Andrew Atkinson ¹ Weixuan Chen ¹ Abimbola J Aminu ¹ Marcin Kuniewicz ^1,2 Irem Karaesmen ¹ Neal Duong ³ Klaudia Proniewska ² Peter Michael Van Dam ^2,4 Tinen Lee Iles ³ Mateusz K Hołda ^1,2 Jerzy Walocha ² Paul A Iaizzo ³ Michael Alan Colman ⁵ Halina Dobrzynski ^1,2*

• ¹ The University of Manchester, Manchester, United Kingdom
• ² Jagiellonian University Medical College, Kraków, Lesser Poland, Poland
• ³ University of Minnesota Twin Cities, St. Paul, Minnesota, United States
• ⁴ University Medical Center Utrecht, Utrecht, Netherlands, Netherlands
• ⁵ University of Leeds, Leeds, England, United Kingdom

Introduction High-resolution digitised cardiac anatomical data sets are in huge demand in clinical, basic research and computational settings. They can be leveraged to evaluate intricate anatomical and structural changes in disease pathology, such as myocardial infarction (MI), which is one of the most common causes of heart failure and death. Advancements in high-resolution imaging and anatomical techniques in this field and our laboratory have led to vast improvements in understanding cardiovascular anatomy, especially the cardiac conduction system (CCS) responsible for the electricity of the heart, in healthy/aged/obese post-mortem human hearts.
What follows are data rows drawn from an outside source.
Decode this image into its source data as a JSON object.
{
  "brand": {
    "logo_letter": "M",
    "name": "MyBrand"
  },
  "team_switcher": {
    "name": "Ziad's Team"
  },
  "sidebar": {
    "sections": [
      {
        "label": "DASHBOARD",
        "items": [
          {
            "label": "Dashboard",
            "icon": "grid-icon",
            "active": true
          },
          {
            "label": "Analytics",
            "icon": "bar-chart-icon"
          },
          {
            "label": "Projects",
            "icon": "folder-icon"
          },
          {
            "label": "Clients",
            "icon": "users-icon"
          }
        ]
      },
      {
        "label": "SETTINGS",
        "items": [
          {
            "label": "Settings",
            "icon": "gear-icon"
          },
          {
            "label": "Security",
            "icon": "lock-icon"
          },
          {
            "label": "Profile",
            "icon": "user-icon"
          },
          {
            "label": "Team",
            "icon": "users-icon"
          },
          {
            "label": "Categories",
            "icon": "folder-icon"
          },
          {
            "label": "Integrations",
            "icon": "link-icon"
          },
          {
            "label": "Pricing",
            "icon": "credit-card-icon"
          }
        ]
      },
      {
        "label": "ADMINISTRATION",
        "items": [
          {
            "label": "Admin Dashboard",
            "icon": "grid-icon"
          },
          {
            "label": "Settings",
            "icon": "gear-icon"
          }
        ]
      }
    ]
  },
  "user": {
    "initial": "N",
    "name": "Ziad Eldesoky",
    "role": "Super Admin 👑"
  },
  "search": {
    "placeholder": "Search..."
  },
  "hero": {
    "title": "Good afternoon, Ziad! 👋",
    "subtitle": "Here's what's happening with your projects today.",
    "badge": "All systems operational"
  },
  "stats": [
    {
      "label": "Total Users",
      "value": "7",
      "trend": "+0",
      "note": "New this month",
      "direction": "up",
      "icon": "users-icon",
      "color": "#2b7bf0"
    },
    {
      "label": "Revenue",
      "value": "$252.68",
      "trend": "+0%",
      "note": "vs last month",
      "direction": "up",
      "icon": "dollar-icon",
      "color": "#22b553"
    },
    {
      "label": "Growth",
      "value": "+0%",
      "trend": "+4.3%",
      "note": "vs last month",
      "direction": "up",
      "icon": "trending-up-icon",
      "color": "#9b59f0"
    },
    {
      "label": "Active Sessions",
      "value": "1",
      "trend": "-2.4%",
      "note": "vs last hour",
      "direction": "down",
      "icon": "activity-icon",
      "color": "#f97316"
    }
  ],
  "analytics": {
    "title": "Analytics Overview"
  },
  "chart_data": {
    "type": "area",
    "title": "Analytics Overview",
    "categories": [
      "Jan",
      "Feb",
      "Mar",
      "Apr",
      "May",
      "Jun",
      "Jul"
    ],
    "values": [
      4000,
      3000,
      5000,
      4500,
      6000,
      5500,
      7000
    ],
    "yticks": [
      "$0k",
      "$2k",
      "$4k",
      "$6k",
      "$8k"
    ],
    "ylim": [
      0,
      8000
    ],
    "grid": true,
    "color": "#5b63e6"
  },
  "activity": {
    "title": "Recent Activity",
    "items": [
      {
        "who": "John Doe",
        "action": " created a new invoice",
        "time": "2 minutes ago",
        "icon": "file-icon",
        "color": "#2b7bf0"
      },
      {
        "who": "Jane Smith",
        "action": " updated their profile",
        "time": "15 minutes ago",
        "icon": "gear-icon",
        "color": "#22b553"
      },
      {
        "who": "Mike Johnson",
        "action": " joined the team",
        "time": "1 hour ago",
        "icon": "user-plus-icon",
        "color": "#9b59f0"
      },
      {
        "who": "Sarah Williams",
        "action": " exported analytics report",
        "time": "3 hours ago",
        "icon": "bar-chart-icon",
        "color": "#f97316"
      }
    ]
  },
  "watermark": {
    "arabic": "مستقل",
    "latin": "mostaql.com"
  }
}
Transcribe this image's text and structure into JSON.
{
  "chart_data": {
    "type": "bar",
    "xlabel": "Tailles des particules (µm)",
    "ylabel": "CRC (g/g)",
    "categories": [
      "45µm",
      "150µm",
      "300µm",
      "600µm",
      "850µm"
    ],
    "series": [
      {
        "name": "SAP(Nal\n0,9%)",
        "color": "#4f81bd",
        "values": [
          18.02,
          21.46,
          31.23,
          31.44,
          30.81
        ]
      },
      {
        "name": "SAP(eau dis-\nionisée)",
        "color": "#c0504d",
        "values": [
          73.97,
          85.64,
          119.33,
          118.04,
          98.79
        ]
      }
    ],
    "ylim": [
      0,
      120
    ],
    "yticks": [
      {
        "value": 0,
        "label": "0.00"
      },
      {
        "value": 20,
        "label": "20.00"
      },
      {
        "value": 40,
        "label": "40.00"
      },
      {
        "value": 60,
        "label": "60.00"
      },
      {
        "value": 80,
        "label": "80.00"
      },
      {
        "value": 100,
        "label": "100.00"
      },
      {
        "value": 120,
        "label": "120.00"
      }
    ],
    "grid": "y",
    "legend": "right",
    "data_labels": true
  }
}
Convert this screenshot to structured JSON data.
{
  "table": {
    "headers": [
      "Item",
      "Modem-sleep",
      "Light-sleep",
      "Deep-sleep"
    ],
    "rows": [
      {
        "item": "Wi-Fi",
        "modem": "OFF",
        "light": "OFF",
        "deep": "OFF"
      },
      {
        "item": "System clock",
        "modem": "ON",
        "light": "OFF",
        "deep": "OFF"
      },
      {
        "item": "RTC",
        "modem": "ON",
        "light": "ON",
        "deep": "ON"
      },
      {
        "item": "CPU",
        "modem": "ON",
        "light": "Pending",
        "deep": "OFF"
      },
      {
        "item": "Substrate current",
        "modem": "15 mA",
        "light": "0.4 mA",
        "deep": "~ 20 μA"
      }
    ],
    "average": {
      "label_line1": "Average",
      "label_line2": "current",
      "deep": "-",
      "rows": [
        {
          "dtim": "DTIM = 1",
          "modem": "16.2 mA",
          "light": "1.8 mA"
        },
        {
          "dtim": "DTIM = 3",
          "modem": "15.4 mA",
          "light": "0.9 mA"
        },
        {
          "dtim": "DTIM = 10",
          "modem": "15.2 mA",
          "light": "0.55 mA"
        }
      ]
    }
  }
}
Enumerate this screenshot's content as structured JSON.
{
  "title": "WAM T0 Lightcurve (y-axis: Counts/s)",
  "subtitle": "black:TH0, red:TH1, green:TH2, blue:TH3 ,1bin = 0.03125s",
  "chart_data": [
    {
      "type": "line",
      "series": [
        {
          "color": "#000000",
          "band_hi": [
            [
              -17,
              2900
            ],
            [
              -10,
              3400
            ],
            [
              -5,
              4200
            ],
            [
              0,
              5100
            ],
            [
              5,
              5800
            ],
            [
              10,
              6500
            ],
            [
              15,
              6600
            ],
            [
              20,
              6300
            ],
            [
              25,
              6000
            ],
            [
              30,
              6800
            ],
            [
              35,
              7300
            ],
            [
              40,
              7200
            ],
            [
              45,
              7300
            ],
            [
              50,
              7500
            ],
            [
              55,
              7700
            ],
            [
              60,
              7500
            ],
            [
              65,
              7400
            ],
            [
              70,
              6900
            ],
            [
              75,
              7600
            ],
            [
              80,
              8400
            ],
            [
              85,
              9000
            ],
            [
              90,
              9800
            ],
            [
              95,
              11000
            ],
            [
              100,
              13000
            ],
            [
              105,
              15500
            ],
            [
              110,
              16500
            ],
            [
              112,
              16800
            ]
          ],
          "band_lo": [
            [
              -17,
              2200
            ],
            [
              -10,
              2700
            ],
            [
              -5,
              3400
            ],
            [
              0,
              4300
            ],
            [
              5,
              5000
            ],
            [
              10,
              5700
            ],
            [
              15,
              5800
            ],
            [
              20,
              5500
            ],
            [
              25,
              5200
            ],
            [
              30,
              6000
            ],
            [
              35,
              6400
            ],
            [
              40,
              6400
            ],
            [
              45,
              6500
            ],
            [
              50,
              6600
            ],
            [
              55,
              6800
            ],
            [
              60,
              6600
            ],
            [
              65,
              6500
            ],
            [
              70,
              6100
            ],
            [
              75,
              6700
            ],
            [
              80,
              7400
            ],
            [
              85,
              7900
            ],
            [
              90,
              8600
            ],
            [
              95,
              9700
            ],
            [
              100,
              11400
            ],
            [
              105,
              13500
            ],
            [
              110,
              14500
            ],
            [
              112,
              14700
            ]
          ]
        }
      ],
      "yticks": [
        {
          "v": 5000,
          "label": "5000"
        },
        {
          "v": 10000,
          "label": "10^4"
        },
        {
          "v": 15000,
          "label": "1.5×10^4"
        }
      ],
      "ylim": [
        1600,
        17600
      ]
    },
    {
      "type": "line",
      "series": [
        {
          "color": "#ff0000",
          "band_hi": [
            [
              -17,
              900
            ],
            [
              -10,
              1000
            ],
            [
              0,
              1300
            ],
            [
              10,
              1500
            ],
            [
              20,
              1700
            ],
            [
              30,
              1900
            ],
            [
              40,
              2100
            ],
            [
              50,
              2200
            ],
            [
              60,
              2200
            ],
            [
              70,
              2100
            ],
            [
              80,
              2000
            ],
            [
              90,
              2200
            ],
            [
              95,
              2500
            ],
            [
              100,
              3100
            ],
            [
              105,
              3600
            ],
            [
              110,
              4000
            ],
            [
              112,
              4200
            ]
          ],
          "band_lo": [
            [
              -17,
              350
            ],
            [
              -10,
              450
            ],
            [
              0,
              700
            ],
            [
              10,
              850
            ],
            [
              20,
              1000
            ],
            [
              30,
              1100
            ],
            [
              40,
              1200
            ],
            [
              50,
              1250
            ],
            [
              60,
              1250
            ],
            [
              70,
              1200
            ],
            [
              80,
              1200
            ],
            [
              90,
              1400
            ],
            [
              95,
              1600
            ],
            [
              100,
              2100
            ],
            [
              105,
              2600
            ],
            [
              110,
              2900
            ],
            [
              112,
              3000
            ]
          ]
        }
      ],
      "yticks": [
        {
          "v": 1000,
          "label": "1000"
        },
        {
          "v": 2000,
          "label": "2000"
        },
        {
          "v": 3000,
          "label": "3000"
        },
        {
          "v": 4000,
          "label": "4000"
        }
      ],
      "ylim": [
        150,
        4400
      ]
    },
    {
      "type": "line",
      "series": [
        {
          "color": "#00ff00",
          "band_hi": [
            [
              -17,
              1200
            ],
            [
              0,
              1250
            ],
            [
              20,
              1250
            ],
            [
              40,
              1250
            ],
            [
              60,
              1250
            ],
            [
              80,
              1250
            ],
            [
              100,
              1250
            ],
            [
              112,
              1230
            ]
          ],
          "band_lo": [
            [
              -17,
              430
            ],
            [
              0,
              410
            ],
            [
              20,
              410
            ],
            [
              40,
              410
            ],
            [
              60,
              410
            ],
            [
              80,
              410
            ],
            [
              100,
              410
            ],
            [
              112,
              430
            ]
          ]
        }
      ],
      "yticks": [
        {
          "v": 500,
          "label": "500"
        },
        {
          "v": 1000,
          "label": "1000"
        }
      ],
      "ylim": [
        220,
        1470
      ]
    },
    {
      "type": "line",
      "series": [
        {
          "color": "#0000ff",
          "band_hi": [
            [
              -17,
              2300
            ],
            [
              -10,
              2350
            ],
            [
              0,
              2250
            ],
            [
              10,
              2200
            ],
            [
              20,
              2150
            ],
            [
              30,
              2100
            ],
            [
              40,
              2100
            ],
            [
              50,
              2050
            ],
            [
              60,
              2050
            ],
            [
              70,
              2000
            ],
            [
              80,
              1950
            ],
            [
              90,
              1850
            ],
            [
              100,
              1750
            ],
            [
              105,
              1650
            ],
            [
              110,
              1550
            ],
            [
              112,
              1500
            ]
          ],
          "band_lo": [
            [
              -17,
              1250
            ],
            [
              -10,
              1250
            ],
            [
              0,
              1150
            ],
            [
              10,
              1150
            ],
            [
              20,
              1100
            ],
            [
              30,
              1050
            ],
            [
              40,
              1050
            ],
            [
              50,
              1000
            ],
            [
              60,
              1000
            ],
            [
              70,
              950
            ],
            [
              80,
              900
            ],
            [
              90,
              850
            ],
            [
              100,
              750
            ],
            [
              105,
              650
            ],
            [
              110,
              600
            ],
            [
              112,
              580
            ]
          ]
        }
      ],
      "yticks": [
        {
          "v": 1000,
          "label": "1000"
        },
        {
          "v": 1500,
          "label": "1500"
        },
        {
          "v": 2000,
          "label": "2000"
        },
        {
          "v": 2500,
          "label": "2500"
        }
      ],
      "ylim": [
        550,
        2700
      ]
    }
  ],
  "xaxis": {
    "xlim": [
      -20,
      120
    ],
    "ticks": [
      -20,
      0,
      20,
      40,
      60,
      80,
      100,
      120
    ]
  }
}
However, the digitised anatomy of the electrical system of the heart within MI hearts remains unexplored. Methods Five post-mortem non-MI and MI human hearts were obtained by the Visible Heart® Laboratories via LifeSource, Minneapolis, MN, USA (with appropriate ethics and consent): specimens were then transported to Manchester University with an material transfer agreement in place and stored under the HTA 2004, UK. After performing contrast-enhanced micro-CT, a visualisation tool (namely Amira) was used for 3D high-resolution anatomical visualisations and reconstruction. Various cardiovascular structures were segmented based on the attenuation difference of micro-CT scans and tissue traceability. The relationship between the CCS and surrounding tissues in MI and non-MI human hearts was obtained. 3D anatomical models were further explored for their use in computational simulations, 3D printing and mix/virtual reality visualisation. Results 3D segmented cardiovascular structures in the MI hearts elicited diverse macro-/micro- anatomical changes. The key findings are thickened valve leaflets, formation of new coronary arteries, increased or reduced thicknesses of pectinate and papillary muscles and Purkinje fibres, thinner left bundle branches, sinoatrial nodal atrophy, atrioventricular conduction axis fragmentation, and increased epicardial fat in some hearts. The propagation of the excitation impulses can be simulated, and 3D printing can be utilised from the reconstructed and segmented structures. Discussion High-resolution digitised cardiac anatomical datasets offer exciting new tools for medical education, clinical applications, and computational simulation.